HANOI, Vietnam (AP) Only top Communist Party and government officials and a few others will be allowed to watch international satellite TV in Vietnam under a new government order, state-controlled media said Monday.

Prime Minister Phan Van Khai signed the directive last week as part of a recent retightening of control over the media by the ruling Communist Party.

All TV stations in Vietnam are operated by the government, and all newspapers are published by government or party-controlled organizations. The media are viewed as the mouthpiece of the Communist Party.

http://tv.yahoo.com/news/ap/20020624/102493440000.html


----------



## Adam Richey (Mar 25, 2002)

I feel so sorry for those people. Learning about communism in U.S. History this past year in school, I really do realize how much of a stranglehold that communist parties keep on their people. Satellite TV is yet another example of them not allowing luxuries.


----------



## gcutler (Mar 23, 2002)

Are any of these countries really communist anymore, or just Totalitarian Dictatorships which kept a Red Star on their flags and they like to use the word Comrade.


----------



## Mike Gavasheli (Mar 24, 2002)

> _Originally posted by gcutler _
> *Are any of these countries really communist anymore, or just Totalitarian Dictatorships ... *


You are right. Communism as a utopian dream that nobody believes anymore. Totalitarian Dictatorships is the best way to describe those countries, now or before.

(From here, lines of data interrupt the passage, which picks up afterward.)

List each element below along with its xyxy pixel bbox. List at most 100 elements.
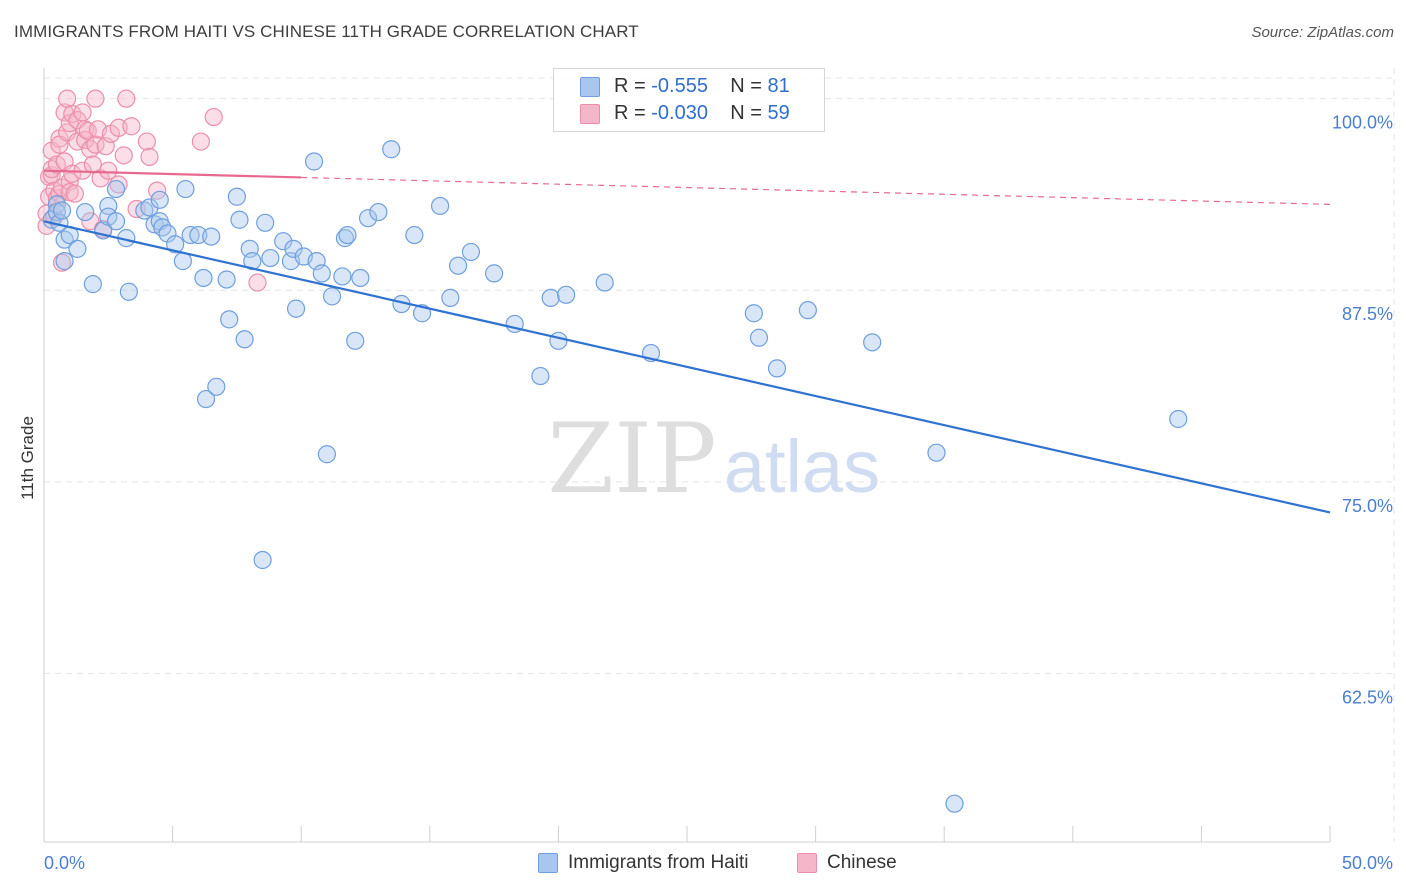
legend-label-chinese: Chinese [827, 852, 897, 873]
axes [43, 68, 1331, 843]
haiti-point [485, 264, 504, 283]
haiti-point [595, 273, 614, 292]
haiti-point [767, 359, 787, 378]
legend-label-haiti: Immigrants from Haiti [568, 852, 749, 873]
chinese-point [58, 89, 77, 108]
haiti-point [181, 225, 200, 245]
haiti-legend-swatch [538, 853, 558, 873]
haiti-point [230, 210, 249, 229]
chinese-trend-line-solid [43, 169, 302, 179]
haiti-point [286, 299, 306, 318]
chinese-legend-swatch [797, 853, 817, 873]
chinese-point [99, 161, 118, 180]
haiti-point [68, 239, 87, 258]
x-tick-label-max: 50.0% [1342, 853, 1393, 873]
haiti-point [284, 239, 303, 258]
chinese-point [91, 169, 110, 188]
haiti-point [335, 229, 355, 248]
haiti-point [441, 288, 460, 308]
haiti-point [448, 256, 468, 275]
haiti-point [312, 264, 331, 283]
haiti-point [106, 179, 126, 199]
haiti-trend-line [43, 220, 1331, 514]
n-value-chinese: 59 [767, 102, 790, 124]
chinese-point [204, 107, 223, 127]
chinese-point [73, 103, 92, 122]
haiti-point [253, 550, 272, 570]
chart-title: IMMIGRANTS FROM HAITI VS CHINESE 11TH GR… [14, 22, 639, 41]
haiti-point [99, 196, 118, 216]
haiti-point [304, 152, 324, 171]
n-label: N = [730, 75, 762, 97]
haiti-point [106, 212, 126, 231]
haiti-point [346, 331, 365, 350]
haiti-point [83, 275, 102, 294]
haiti-point [405, 225, 424, 245]
haiti-point [945, 794, 964, 813]
chinese-point [122, 117, 141, 136]
haiti-point [202, 227, 221, 246]
haiti-point [196, 389, 216, 409]
x-tick-label-min: 0.0% [44, 853, 85, 873]
haiti-point [135, 201, 154, 220]
haiti-point [55, 252, 74, 271]
watermark: ZIP atlas [547, 403, 880, 515]
chinese-point [137, 132, 156, 151]
haiti-point [194, 268, 213, 288]
haiti-point [333, 267, 352, 286]
watermark-atlas: atlas [724, 425, 880, 508]
chinese-point [86, 89, 105, 108]
chinese-point [114, 146, 133, 165]
haiti-point [863, 333, 882, 352]
haiti-point [351, 268, 370, 288]
r-value-haiti: -0.555 [651, 75, 708, 97]
haiti-point [256, 213, 275, 232]
r-label: R = [614, 75, 646, 97]
haiti-point [274, 232, 293, 251]
gridlines [44, 68, 1395, 842]
haiti-point [322, 287, 342, 306]
stats-box: R = -0.555 N = 81 R = -0.030 N = 59 [553, 68, 825, 132]
n-value-haiti: 81 [767, 75, 790, 97]
haiti-point [217, 270, 236, 289]
haiti-point [76, 202, 95, 222]
y-tick-label: 100.0% [1332, 113, 1393, 133]
haiti-point [412, 304, 432, 323]
haiti-point [261, 248, 280, 268]
chinese-point [63, 164, 82, 183]
chinese-points [37, 89, 267, 292]
chinese-point [248, 273, 267, 292]
haiti-point [430, 196, 450, 216]
haiti-point [798, 301, 817, 320]
haiti-point [541, 288, 560, 308]
trend-lines [43, 169, 1331, 514]
tick-labels: 100.0% 87.5% 75.0% 62.5% 0.0% 50.0% [44, 113, 1393, 873]
y-tick-label: 62.5% [1342, 687, 1393, 707]
source-label: Source: ZipAtlas.com [1251, 24, 1394, 41]
haiti-point [227, 187, 246, 206]
chinese-point [140, 147, 159, 166]
haiti-point [140, 198, 159, 217]
haiti-swatch [580, 77, 600, 97]
haiti-point [207, 377, 226, 396]
r-label: R = [614, 102, 646, 124]
y-tick-label: 75.0% [1342, 496, 1393, 516]
haiti-point [52, 201, 72, 220]
haiti-points [42, 140, 1188, 813]
haiti-point [235, 330, 254, 349]
haiti-point [338, 225, 357, 245]
haiti-point [166, 235, 185, 254]
haiti-point [150, 190, 169, 209]
haiti-point [358, 209, 378, 228]
haiti-point [749, 328, 769, 347]
n-label: N = [730, 102, 762, 124]
haiti-point [176, 179, 195, 199]
haiti-point [369, 202, 388, 222]
chinese-point [191, 132, 210, 151]
chinese-swatch [580, 104, 600, 124]
chinese-point [65, 184, 84, 203]
haiti-point [119, 282, 138, 301]
haiti-point [461, 242, 481, 262]
r-value-chinese: -0.030 [651, 102, 708, 124]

Mike (citizen of former Totalitarian Dictatorship)


----------



## Geronimo (Mar 23, 2002)

We take a lot for granted here. rage's comments notwithstanding we live in one of the freest and most open societies on Earth. The type of behavior shown by the Vietnamese leadership is typical of the actions of a totalitarian regime. To us it is strange and foreign but it is all too common in human history.


----------



## Guest (Jun 25, 2002)

Gee Vitenam is getting more like Canada every day


----------



## Rage (Aug 19, 2001)

How many people there even have a TV let alone money for a sat system?


----------



## Geronimo (Mar 23, 2002)

Same comment was made about radios at one time. the point is that they stop ANYTHING from coming in. Sad. But that is life in a totalitarian regime.


----------



## Cyclone (Jul 1, 2002)

Its not sad, they fought and died to be communist. Now they get everything that the fought for. Oppression and Poverty.


----------